Muscles medially rotating the arm at the shoulder joint



Subscapularis forms the greater part of the posterior wall of the axilla and as such lies in close proximity to teres major and latissimus dorsi. The anterior surface of the muscle lies on serratus anterior. When seen from the front it forms the upper boundary of the upper triangular and quadrilateral spaces.
Subscapularis is a multipennate muscle which arises from the medial two-thirds of the subscapular fossa and from tendinous septa, which reinforce the muscle, attached to bony ridges in the fossa. There is also an attachment to the fascia covering the muscle. The muscle fibres narrow and form a broad, thick tendon which attaches to the lesser tubercle of the humerus, the capsule of the shoulder joint and the front of the humerus below the tuberosity.
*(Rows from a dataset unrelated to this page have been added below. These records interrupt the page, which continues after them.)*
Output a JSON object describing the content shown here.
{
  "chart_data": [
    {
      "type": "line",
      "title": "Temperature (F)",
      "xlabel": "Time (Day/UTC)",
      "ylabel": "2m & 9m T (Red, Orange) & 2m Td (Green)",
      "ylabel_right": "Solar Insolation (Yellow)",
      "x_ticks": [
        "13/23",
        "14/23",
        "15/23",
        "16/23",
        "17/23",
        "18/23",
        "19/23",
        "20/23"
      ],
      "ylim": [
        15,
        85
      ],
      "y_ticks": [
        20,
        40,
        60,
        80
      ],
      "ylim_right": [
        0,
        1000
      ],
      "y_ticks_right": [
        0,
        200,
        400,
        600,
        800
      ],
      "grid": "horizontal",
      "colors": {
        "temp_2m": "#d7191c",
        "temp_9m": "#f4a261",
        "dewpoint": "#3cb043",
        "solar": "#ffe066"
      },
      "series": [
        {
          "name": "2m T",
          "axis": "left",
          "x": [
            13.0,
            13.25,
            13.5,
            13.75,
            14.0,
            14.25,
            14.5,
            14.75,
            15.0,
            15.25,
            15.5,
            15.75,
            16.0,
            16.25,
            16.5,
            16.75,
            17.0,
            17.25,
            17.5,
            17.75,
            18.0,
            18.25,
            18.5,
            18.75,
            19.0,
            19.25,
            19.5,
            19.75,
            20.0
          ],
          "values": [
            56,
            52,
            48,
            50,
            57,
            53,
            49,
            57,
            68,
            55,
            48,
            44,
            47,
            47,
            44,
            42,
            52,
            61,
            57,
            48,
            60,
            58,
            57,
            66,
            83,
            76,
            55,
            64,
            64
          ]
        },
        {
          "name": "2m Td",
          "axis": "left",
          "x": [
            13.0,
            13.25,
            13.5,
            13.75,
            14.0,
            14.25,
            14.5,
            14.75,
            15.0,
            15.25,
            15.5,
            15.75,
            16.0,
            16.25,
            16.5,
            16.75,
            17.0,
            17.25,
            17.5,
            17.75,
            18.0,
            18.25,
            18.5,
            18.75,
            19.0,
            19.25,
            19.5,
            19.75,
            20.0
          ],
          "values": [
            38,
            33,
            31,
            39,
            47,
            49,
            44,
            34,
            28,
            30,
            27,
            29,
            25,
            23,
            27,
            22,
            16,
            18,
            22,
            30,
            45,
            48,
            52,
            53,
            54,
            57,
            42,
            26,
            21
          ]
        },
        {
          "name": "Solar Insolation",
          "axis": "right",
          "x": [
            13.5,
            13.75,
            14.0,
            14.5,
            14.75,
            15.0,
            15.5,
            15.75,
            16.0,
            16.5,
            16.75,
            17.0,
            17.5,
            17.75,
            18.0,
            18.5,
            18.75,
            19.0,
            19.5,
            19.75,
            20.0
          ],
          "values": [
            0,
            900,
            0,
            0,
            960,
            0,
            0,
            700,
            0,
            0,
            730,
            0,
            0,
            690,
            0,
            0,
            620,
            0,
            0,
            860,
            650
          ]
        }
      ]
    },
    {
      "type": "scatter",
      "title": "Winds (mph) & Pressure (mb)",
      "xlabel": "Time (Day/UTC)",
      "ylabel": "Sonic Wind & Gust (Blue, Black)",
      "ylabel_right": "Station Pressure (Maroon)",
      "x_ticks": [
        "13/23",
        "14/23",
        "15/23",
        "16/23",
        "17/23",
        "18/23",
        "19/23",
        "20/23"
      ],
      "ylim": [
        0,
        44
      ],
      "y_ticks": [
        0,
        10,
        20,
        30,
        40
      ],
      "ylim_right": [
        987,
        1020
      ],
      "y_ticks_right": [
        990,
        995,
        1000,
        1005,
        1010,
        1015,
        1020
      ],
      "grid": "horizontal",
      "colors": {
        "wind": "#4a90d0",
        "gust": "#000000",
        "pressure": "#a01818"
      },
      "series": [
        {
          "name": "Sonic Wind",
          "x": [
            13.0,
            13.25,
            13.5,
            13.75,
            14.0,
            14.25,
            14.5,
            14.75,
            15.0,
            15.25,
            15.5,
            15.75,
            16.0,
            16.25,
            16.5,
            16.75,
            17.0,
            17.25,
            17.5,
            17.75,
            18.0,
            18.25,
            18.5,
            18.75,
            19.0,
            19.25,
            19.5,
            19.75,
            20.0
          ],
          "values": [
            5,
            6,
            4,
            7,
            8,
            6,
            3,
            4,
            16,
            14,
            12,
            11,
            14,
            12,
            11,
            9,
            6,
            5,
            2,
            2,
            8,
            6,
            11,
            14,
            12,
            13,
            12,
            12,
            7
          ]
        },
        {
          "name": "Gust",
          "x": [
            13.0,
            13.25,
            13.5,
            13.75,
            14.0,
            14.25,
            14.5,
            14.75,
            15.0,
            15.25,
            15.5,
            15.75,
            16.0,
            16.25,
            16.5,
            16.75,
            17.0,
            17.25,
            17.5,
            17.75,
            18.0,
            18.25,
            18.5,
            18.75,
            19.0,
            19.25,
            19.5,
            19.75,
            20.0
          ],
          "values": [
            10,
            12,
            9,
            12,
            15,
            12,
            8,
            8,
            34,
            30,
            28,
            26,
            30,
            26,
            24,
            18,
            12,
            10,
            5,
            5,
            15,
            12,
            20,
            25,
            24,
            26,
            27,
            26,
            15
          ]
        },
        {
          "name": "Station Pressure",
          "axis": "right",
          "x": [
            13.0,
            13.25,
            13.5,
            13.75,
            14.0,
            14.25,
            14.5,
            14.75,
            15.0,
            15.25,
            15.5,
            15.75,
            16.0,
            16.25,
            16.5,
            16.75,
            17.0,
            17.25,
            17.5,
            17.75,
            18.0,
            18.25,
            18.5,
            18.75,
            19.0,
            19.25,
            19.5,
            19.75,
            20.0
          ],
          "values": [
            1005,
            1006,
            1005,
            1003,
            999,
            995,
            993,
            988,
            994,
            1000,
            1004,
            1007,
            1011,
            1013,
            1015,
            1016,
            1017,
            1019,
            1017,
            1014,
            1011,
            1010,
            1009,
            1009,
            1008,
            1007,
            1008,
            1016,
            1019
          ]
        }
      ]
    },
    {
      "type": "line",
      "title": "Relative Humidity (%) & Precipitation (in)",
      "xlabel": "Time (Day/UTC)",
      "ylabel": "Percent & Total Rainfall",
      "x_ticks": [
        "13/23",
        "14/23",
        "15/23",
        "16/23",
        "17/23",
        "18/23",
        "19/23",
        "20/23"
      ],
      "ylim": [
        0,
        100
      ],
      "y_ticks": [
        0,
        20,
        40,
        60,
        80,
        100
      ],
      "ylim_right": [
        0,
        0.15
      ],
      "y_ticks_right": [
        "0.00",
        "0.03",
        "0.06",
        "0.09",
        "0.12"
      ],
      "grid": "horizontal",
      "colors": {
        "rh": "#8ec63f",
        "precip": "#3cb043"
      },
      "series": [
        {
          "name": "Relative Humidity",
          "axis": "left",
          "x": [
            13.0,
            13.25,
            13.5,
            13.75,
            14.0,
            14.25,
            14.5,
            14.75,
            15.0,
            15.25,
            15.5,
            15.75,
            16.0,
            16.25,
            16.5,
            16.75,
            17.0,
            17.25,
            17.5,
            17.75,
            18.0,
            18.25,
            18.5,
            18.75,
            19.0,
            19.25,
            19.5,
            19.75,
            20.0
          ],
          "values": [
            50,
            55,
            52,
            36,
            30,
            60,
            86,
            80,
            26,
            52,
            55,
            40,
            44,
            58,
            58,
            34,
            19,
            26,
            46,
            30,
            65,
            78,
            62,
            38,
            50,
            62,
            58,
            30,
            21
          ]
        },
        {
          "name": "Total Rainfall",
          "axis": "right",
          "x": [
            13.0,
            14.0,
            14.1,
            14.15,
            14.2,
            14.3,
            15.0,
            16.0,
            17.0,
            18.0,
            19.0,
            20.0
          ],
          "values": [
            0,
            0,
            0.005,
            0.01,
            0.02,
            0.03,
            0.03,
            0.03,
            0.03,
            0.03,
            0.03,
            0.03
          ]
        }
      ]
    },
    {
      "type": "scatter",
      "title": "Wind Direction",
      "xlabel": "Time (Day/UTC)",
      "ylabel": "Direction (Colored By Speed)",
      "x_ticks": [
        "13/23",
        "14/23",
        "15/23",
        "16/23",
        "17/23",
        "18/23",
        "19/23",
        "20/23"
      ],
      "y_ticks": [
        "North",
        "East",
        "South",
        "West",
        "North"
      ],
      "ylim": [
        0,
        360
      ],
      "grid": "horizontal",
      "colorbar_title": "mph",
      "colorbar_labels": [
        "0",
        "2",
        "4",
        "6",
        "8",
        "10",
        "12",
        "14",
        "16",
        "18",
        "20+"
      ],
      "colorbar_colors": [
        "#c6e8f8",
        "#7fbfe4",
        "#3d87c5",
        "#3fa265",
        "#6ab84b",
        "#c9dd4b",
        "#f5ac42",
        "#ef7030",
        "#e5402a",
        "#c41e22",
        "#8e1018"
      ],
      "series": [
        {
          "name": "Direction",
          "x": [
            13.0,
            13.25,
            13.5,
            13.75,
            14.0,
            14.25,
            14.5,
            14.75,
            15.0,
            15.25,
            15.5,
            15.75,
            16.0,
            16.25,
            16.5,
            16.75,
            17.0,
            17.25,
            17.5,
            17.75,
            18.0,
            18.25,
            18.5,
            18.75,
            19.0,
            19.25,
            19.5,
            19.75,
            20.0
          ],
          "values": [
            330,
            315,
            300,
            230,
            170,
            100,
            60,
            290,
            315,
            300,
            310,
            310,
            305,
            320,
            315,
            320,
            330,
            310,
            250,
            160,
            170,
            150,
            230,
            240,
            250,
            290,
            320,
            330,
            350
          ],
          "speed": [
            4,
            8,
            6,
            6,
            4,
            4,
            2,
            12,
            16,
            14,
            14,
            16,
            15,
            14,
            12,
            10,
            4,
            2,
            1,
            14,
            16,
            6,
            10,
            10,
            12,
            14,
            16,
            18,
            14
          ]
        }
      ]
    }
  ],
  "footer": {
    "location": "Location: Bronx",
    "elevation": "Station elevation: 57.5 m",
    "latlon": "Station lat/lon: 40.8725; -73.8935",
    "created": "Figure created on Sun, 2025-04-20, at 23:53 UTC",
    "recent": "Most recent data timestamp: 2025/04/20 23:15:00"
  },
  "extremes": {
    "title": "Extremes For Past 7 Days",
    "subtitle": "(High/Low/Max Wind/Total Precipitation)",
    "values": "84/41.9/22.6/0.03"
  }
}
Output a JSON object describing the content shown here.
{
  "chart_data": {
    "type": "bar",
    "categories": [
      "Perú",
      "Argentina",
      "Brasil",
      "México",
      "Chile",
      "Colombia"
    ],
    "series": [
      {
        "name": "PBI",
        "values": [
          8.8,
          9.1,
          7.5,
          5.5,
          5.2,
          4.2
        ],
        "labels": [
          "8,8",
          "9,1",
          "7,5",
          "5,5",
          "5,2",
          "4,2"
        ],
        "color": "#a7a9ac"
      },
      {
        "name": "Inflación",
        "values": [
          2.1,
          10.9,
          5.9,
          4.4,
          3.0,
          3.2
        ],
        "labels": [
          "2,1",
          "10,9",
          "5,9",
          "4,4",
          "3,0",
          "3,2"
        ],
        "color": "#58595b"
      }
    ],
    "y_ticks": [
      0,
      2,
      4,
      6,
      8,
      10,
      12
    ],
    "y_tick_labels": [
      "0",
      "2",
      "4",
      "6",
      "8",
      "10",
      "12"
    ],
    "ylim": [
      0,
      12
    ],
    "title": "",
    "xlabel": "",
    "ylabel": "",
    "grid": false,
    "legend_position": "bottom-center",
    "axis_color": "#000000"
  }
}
A bursa, which communicates directly with the shoulder joint, separates the tendon from the neck of the scapula

Nerve supply

Subscapularis is supplied by the upper and lower subscapular nerves, root value C5, 6 and 7, from the posterior cord of the brachial plexus.


Subscapularis is a strong medial rotator of the arm at the shoulder joint; it may also assist in adduction of the arm.

Functional activity

As part of the “rotator cuff”, subscapularis plays an important role in maintaining the integrity of the shoulder joint during movement, by keeping the head of the humerus within the glenoid fossa. It also resists upward displacement of the humeral head when deltoid, biceps and the long head of triceps are active.


The muscle belly cannot be palpated as it lies deep to the scapula. However, careful deep palpation may allow the tendon to be felt just before its insertion onto the lesser tuberosity.